Mr. Jones has made waves in recent months by asking that insurers doing business in California provide an annual accounting of their fossil fuel investments. Although he has graciously stated that divestiture in such assets is voluntary, he warned that insurers who do not divest themselves of fossil fuel firms will be publicly identified and subject to examinations due to the concern that such assets might damage the insurer’s financial health.  Giving Mr. Jones the benefit of the doubt, it’s possible that he is simply reading the not-so-subtle tea leaves of political statements such as Hillary Clinton’s admonition that “we’re going to put a lot of coal miners and coal companies out of business.”  If that political ambition has a genuine chance of being realized, then yes, there is a concern that such investments on an insurer’s balance sheet could impede their long-term claim-paying ability.  But this smacks of a chicken-and-egg conundrum… is Mr. Jones acting as a prudent regulator of insurance companies, or is he currying political favor with his fellow leftists to propel his own political ambitions and to eventually lead to the realization of a crumbling fossil fuel industry?

The cynic in me leans toward the latter.  There is another effect of this action that concerns me.  California does tend to be out in front of (and often alone) the rest of the country on many left-leaning political initiatives.  Many of the insurers doing business in California also do business in other states.  If the California Insurance Commissioner takes it upon himself to manage the individual investments in an insurer’s portfolio to advance a political agenda that is not directly related to the business of insurance, is that not usurping authority from the other 49 insurance commissioners?  What’s a national or regional insurer to do if all 50 state insurance commissioners begin picking favored and dis-favored industries for their regulated insurers to hold in their investment portfolios?  Couldn’t the Michigan insurance commissioner take a similar approach toward Silicon Valley tech companies since there has been talk of another tech bubble inflating?

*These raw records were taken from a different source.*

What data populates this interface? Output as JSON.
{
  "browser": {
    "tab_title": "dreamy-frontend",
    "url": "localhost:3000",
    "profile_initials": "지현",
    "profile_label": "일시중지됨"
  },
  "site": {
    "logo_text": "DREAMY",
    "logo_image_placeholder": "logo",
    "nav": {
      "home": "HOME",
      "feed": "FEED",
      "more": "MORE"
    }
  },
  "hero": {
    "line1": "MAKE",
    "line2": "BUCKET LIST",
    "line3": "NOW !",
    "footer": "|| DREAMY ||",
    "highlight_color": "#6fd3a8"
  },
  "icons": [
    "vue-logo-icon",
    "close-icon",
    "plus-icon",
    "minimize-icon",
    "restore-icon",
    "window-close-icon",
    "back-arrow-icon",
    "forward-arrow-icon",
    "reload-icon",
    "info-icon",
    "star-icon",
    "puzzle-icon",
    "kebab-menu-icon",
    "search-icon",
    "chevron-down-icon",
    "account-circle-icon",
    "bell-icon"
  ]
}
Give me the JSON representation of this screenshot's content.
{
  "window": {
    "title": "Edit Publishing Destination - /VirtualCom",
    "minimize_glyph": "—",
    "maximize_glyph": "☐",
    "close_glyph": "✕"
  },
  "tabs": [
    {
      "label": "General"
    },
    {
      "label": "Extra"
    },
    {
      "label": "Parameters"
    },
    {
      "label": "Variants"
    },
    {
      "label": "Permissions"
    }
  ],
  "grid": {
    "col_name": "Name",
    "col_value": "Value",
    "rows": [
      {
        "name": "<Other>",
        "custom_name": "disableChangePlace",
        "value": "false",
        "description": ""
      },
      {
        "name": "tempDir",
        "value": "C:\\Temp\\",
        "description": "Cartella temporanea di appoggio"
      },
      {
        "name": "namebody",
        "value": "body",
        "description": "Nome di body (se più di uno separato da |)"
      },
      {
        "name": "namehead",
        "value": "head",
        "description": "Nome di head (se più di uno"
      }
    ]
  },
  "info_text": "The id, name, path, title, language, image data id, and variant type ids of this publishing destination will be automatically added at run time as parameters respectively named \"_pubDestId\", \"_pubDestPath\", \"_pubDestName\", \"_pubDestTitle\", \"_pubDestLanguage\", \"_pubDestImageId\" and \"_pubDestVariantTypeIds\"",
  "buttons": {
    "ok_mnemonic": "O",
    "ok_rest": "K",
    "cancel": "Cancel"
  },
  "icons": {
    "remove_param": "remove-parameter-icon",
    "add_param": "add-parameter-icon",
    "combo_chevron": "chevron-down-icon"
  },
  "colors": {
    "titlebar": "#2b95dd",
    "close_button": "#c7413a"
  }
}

We all like to assume that our elected public officials truly have the best interests of their constituents at heart when they exercise the authority of their office.  Unfortunately, I think we’ve witnessed increasing evidence that many such actions taken in the last 10-20 years have been politically motivated and self-serving.  My instinct tells me that this is the case here with California’s chief insurance regulator using his authority to sink fossil fuel investments deep into Davy Jones’ Locker – not for the good of insurance companies or customers, but for the advancement of his own political agenda and ambitions.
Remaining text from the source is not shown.